The kind of RFPs you bid impacts your:
- Win strategies
- Business development and proposal processes
- Staffing requirements
- Resource allocation
- Definition of quality
Good advice for one type of RFP may be exactly the wrong approach for another type of RFP. Consider:
- Does the RFP provide written instructions, evaluation criteria, and a statement of work? If it does, then producing a proposal is a process of following the instructions, optimizing your response against the evaluation criteria, and fulfilling the requirements. If it doesn’t you are working blind. Does your process deliver the information you need to make up for it? Does the nature of your pursuits require you to move forward without it? Your pre-RFP and post-RFP processes will both be impacted, as well as your bid strategies and the story you tell.
- Is compliance mandatory? If it is, then producing your proposal becomes an exercise in accounting for everything you must comply with and showing compliance in your proposal. Winning becomes an exercise in going beyond compliance. If compliance is not strict, then you should think through the trade-offs, develop a strategy regarding compliance, and make it part of the story that you tell.
- Are alternatives permitted? When compliance is strictly required, alternatives are not usually allowed. If compliance is not strict, then you may be able to offer options and alternatives that change the rules. This gives you more options for differentiating yourself from the competition and for influencing the evaluation.
- Is communication with the customer regulated? Can you talk directly to the end user(s) at the company? Can you establish a relationship? Can you gain an information advantage? Or do you have to go through a procurement specialist? Does producing a proposal become about the relationship you establish before the proposal or about gaming the procurement system?
- Is the evaluation process formal? While the formality of the evaluation process tends to correlate with the sector/market (federal, state/local, private, NGO/NPO, academic, etc.), some are more consistent than others. Whether it’s formal or not, the more you understand about how a selection will be made, the better your ability will be to write a proposal that influences the evaluation in your favor.

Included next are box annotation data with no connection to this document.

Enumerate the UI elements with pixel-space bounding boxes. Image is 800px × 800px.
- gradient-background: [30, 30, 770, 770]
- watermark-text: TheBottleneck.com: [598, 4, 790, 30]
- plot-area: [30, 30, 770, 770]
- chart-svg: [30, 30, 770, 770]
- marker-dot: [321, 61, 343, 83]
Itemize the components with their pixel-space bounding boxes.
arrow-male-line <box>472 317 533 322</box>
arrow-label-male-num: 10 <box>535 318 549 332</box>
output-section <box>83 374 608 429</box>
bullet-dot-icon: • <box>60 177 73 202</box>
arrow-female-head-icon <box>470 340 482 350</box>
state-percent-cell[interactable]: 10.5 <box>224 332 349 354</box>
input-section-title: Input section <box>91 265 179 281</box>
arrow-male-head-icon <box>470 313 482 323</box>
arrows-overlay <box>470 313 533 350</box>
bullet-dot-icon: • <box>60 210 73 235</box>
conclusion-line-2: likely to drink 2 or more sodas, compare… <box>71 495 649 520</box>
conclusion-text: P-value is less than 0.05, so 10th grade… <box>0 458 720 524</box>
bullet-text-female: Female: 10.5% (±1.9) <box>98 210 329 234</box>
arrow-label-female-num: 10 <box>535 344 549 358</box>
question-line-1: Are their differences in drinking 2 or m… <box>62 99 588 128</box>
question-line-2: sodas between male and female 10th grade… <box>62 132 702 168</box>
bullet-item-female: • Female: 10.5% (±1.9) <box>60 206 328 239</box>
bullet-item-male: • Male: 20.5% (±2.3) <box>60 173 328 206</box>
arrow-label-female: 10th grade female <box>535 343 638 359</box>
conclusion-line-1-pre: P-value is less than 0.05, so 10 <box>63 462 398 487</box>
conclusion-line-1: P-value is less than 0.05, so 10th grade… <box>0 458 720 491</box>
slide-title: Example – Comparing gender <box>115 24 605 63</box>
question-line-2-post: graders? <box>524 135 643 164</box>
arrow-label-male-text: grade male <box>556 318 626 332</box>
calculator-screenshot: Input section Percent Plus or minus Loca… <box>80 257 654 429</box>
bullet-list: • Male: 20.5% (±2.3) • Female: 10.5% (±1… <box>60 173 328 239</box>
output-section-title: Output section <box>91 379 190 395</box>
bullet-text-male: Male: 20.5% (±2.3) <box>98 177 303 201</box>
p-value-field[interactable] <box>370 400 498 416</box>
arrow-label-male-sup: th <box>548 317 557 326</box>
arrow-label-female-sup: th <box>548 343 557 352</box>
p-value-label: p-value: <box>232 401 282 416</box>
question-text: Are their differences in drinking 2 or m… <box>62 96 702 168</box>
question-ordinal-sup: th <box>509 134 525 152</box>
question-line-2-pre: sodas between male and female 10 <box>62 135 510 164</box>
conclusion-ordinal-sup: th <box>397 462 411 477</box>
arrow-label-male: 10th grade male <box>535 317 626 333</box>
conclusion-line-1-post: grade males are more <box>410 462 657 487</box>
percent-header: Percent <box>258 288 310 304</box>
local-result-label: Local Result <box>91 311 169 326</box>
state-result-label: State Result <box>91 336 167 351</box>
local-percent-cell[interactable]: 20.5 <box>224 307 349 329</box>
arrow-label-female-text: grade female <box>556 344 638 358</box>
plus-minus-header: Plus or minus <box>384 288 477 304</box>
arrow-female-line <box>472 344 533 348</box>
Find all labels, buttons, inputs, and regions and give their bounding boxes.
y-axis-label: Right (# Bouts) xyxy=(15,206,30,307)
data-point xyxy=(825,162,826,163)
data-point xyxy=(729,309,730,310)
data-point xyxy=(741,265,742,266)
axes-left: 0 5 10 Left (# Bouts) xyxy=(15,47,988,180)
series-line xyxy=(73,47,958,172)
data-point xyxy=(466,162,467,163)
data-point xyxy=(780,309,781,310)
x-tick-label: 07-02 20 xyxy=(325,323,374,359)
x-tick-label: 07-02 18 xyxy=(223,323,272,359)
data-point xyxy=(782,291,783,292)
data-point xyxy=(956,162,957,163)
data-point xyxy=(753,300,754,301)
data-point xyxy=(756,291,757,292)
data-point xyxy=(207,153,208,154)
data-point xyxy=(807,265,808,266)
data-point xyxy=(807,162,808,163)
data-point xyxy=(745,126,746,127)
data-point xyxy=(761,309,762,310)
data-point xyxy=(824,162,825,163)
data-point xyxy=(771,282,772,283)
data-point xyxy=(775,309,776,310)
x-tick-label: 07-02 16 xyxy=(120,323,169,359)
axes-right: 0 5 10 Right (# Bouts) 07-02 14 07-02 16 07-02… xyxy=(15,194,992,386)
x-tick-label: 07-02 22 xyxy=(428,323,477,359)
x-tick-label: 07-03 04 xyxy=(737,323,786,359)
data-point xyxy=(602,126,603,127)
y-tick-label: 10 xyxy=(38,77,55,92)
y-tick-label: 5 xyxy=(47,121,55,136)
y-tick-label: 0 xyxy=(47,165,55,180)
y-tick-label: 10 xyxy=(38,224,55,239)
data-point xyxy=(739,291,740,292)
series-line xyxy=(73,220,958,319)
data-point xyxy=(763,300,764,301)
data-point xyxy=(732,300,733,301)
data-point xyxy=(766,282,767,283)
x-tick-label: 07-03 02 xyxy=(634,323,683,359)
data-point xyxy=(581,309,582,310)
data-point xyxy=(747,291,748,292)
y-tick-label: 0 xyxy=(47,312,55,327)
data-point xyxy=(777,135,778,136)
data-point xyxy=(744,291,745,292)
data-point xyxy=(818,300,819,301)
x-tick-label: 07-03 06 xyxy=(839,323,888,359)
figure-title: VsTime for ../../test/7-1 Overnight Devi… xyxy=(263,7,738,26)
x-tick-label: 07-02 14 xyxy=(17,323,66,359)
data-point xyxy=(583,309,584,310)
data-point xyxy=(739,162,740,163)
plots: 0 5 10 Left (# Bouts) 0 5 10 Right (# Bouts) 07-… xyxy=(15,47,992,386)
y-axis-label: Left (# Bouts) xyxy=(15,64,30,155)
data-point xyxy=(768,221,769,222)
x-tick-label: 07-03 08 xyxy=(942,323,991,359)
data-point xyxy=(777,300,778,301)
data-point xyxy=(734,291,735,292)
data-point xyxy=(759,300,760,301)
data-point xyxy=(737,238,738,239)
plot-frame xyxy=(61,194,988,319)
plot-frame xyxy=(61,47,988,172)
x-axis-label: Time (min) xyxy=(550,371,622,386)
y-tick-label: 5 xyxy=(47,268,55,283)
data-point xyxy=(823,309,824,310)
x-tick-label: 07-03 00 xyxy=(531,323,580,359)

The less formal the evaluation, the more likely it will be to take into consideration factors other than the proposal itself.
- Is there an RFP? What if the customer asks for a proposal, but doesn’t issue an RFP? How does your company go about collecting requirements and documenting customer understanding to ensure your proposals are persuasive? How do you figure out the customer’s approach to evaluation and decision making so you can influence it? How do you know what story to tell?

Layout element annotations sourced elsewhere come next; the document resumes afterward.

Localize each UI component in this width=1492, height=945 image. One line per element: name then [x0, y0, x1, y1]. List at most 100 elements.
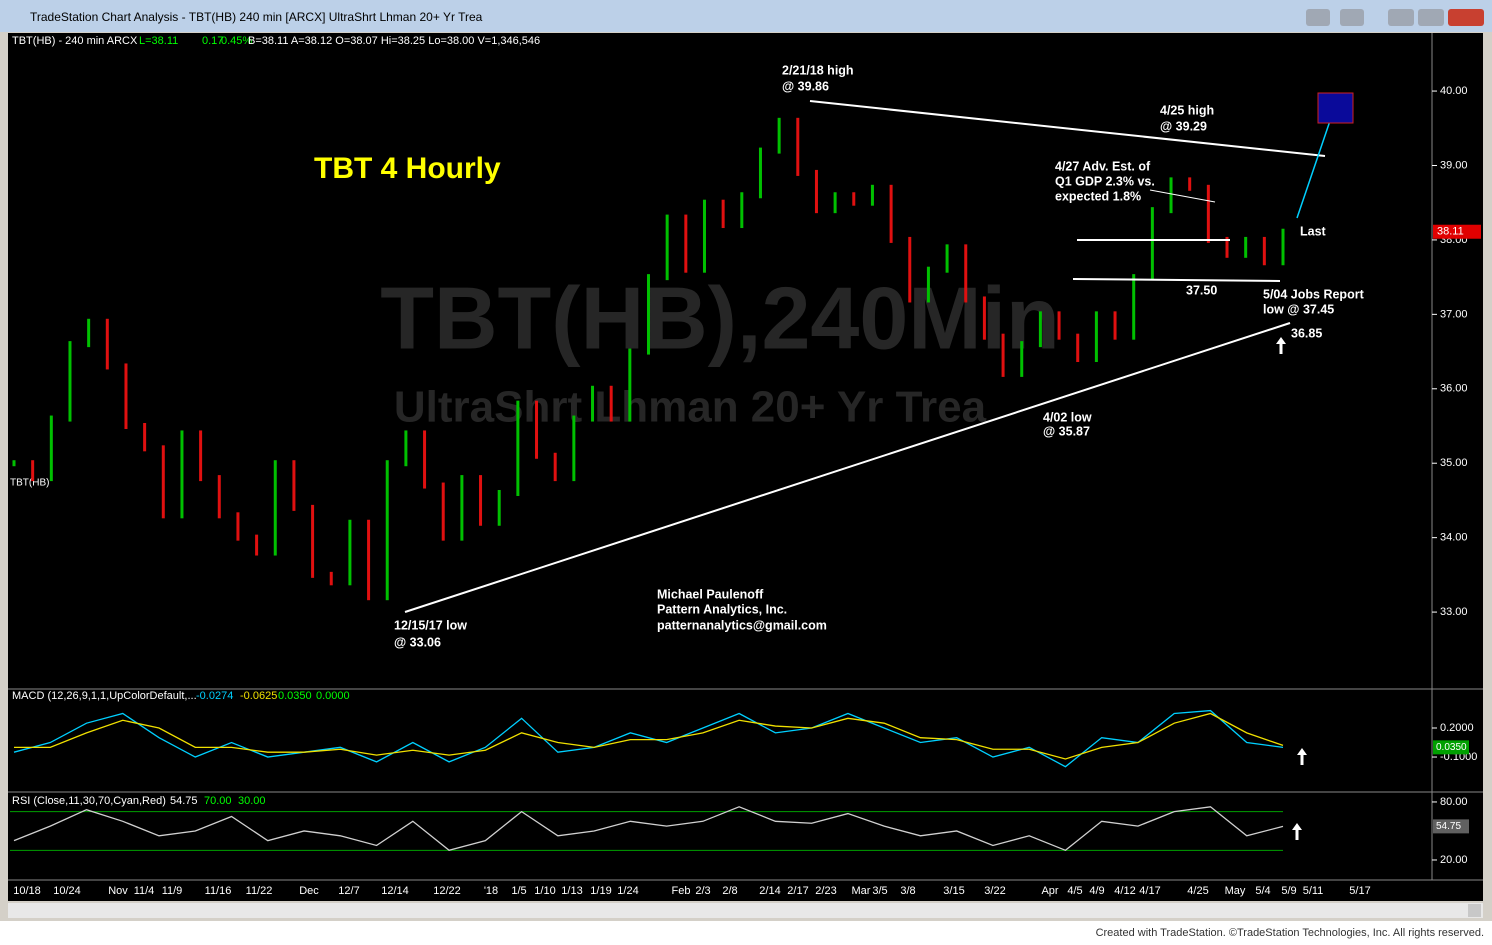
- x-tick-label: 3/8: [900, 885, 915, 897]
- window-title: TradeStation Chart Analysis - TBT(HB) 24…: [30, 10, 483, 24]
- price-bar: [553, 452, 557, 482]
- indicator-legend: RSI (Close,11,30,70,Cyan,Red): [12, 795, 166, 807]
- x-tick-label: 2/17: [787, 885, 808, 897]
- x-tick-label: 2/8: [722, 885, 737, 897]
- x-tick-label: 10/18: [13, 885, 41, 897]
- annotation: expected 1.8%: [1055, 189, 1141, 203]
- price-bar: [423, 430, 427, 489]
- price-bar: [12, 460, 16, 467]
- up-arrow: [1297, 748, 1307, 765]
- price-bar: [684, 214, 688, 273]
- price-bar: [1281, 228, 1285, 266]
- annotation: patternanalytics@gmail.com: [657, 618, 827, 632]
- menu-button[interactable]: [1340, 9, 1364, 26]
- price-bar: [311, 504, 315, 578]
- x-tick-label: 3/15: [943, 885, 964, 897]
- indicator-value: 54.75: [170, 795, 198, 807]
- price-bar: [255, 534, 259, 556]
- x-tick-label: 4/5: [1067, 885, 1082, 897]
- x-tick-label: Apr: [1041, 885, 1058, 897]
- y-tick-label: 40.00: [1440, 85, 1468, 97]
- projection-line: [1296, 111, 1334, 219]
- indicator-line: [14, 712, 1284, 760]
- price-bar: [740, 192, 744, 229]
- y-tick-label: 36.00: [1440, 383, 1468, 395]
- price-bar: [329, 571, 333, 586]
- minimize-button[interactable]: [1388, 9, 1414, 26]
- annotation: 12/15/17 low: [394, 618, 467, 632]
- x-tick-label: 12/14: [381, 885, 409, 897]
- menu-button[interactable]: [1306, 9, 1330, 26]
- price-bar: [1169, 177, 1173, 214]
- price-bar: [1001, 333, 1005, 377]
- up-arrow: [1276, 337, 1286, 354]
- annotation: 4/25 high: [1160, 103, 1214, 117]
- price-bar: [926, 266, 930, 303]
- price-bar: [68, 341, 72, 422]
- price-bar: [497, 489, 501, 526]
- indicator-line: [13, 709, 1284, 768]
- last-value-box: [1433, 740, 1469, 755]
- close-button[interactable]: [1448, 9, 1484, 26]
- annotation: 4/02 low: [1043, 410, 1092, 424]
- x-tick-label: 11/4: [134, 885, 155, 897]
- y-tick-label: 0.2000: [1440, 722, 1474, 734]
- price-bar: [367, 519, 371, 601]
- annotation: @ 33.06: [394, 635, 441, 649]
- price-bar: [49, 415, 53, 482]
- chart-title: TBT 4 Hourly: [314, 152, 501, 185]
- price-bar: [404, 430, 408, 467]
- scroll-thumb[interactable]: [1468, 904, 1481, 917]
- last-value-label: 54.75: [1436, 821, 1461, 832]
- price-bar: [199, 430, 203, 482]
- header-field: L=38.11: [139, 35, 178, 47]
- price-bar: [1076, 333, 1080, 363]
- x-tick-label: 4/17: [1139, 885, 1160, 897]
- price-bar: [180, 430, 184, 519]
- price-bar: [479, 475, 483, 526]
- price-bar: [609, 385, 613, 422]
- price-bar: [1188, 177, 1192, 191]
- scrollbar[interactable]: [8, 903, 1483, 918]
- x-tick-label: 4/9: [1089, 885, 1104, 897]
- x-tick-label: 5/9: [1281, 885, 1296, 897]
- footer: Created with TradeStation. ©TradeStation…: [1096, 927, 1484, 939]
- x-tick-label: 11/22: [246, 885, 273, 897]
- watermark: UltraShrt Lhman 20+ Yr Trea: [394, 383, 987, 432]
- indicator-value: 0.0000: [316, 690, 350, 702]
- price-bar: [852, 192, 856, 206]
- x-tick-label: 1/24: [617, 885, 638, 897]
- x-tick-label: 11/9: [162, 885, 183, 897]
- y-tick-label: 35.00: [1440, 457, 1468, 469]
- price-bar: [889, 184, 893, 243]
- support-line: [404, 322, 1291, 613]
- annotation: @ 35.87: [1043, 424, 1090, 438]
- x-tick-label: 5/11: [1303, 885, 1324, 897]
- x-tick-label: Mar: [852, 885, 871, 897]
- annotation: 4/27 Adv. Est. of: [1055, 159, 1151, 173]
- price-bar: [441, 482, 445, 541]
- price-bar: [348, 519, 352, 586]
- x-tick-label: Nov: [108, 885, 128, 897]
- annotation: Q1 GDP 2.3% vs.: [1055, 174, 1155, 188]
- horizontal-line: [1072, 278, 1281, 282]
- indicator-value: -0.0274: [196, 690, 233, 702]
- annotation: Last: [1300, 224, 1327, 238]
- price-bar: [87, 318, 91, 348]
- chart-area: [8, 33, 1483, 901]
- indicator-value: 70.00: [204, 795, 232, 807]
- x-tick-label: 10/24: [53, 885, 81, 897]
- price-bar: [777, 117, 781, 154]
- annotation: 36.85: [1291, 326, 1322, 340]
- annotation: 37.50: [1186, 283, 1217, 297]
- maximize-button[interactable]: [1418, 9, 1444, 26]
- price-bar: [273, 460, 277, 556]
- price-bar: [1262, 236, 1266, 266]
- x-tick-label: 1/5: [511, 885, 526, 897]
- price-bar: [647, 274, 650, 355]
- price-bar: [31, 460, 35, 482]
- y-tick-label: 33.00: [1440, 606, 1468, 618]
- price-bar: [1113, 311, 1117, 340]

- How consistent are the RFPs you bid? When every RFP you pursue is for the same thing, specified the same way, and evaluated following the same criteria, it makes it easy to recycle proposal content. When every proposal is not only for something different (or is for essentially the same thing but with different specifications) but is also evaluated with different criteria, you have to rewrite everything in order to improve your chances of winning. Broad statements about how reusing proposal content is good or bad miss the point that it depends on the consistency of the RFPs that a given company pursues.
Now look at these considerations and ask yourself questions like:
- Who should write the proposal?
- What should the pre-RFP and post-RFP processes look like?

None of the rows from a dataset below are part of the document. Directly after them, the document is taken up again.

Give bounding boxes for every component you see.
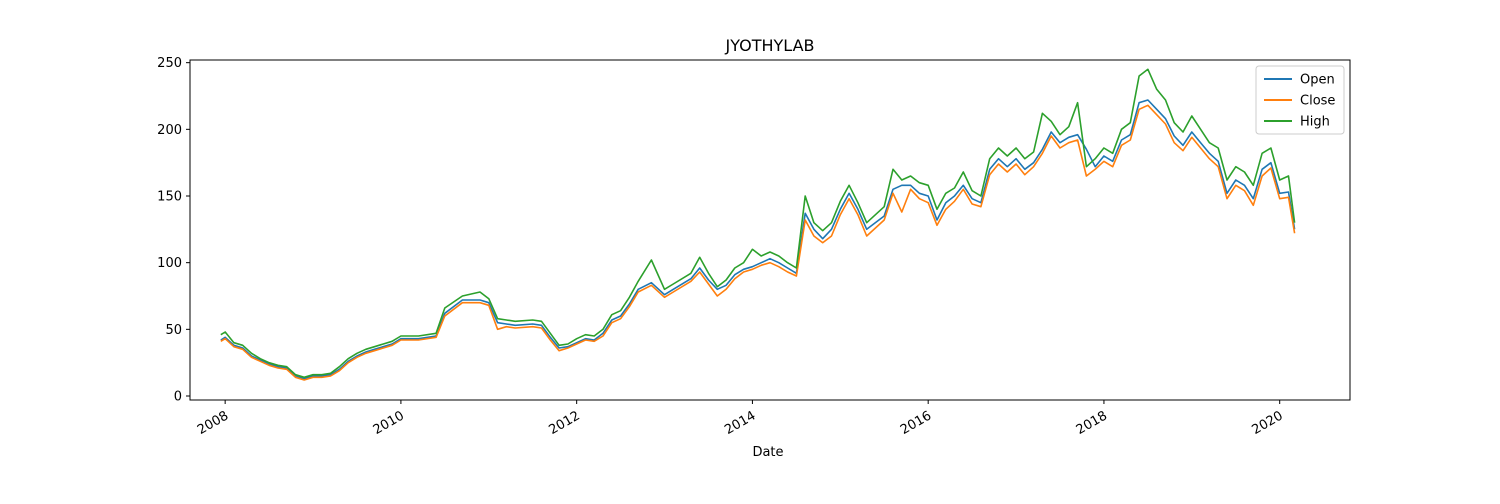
x-tick-label: 2014 [722, 408, 758, 438]
y-tick-label: 50 [165, 323, 182, 338]
series-line-high [220, 68, 1296, 379]
series-line-close [220, 104, 1296, 381]
x-tick-label: 2008 [195, 408, 231, 438]
x-axis: 2008 2010 2012 2014 2016 2018 2020 [195, 400, 1286, 438]
chart-title: JYOTHYLAB [725, 36, 815, 55]
y-tick-label: 200 [157, 123, 182, 138]
y-axis: 0 50 100 150 200 250 [157, 56, 190, 405]
x-tick-label: 2010 [371, 408, 407, 438]
legend-box [1255, 65, 1345, 135]
x-tick-label: 2020 [1250, 408, 1286, 438]
y-tick-label: 250 [157, 56, 182, 71]
x-tick-label: 2012 [547, 408, 583, 438]
legend-label-high: High [1300, 115, 1330, 130]
y-tick-label: 150 [157, 190, 182, 205]
legend: Open Close High [1255, 65, 1345, 135]
y-tick-label: 100 [157, 256, 182, 271]
y-tick-label: 0 [174, 390, 182, 405]
x-tick-label: 2016 [898, 408, 934, 438]
legend-label-open: Open [1300, 73, 1335, 88]
x-tick-label: 2018 [1074, 408, 1110, 438]
x-axis-label: Date [752, 445, 783, 460]
plot-area [220, 68, 1296, 381]
series-line-open [220, 99, 1296, 380]
axes-frame [189, 59, 1351, 401]
legend-label-close: Close [1300, 94, 1335, 109]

- How do you define proposal quality?
- What do you have to do to win?
- How should you organize your pre-RFP and post-RFP efforts?
- Should you use specialists or consultants? How many of each?
As you go down the list, you will find that the answers depend on the circumstances. What makes sense for one company will be bad advice for another. The so-called best practices are not one-size-fits-all solutions that apply equally to everyone. If you want to know what the best approach is for your company, you need to understand your circumstances.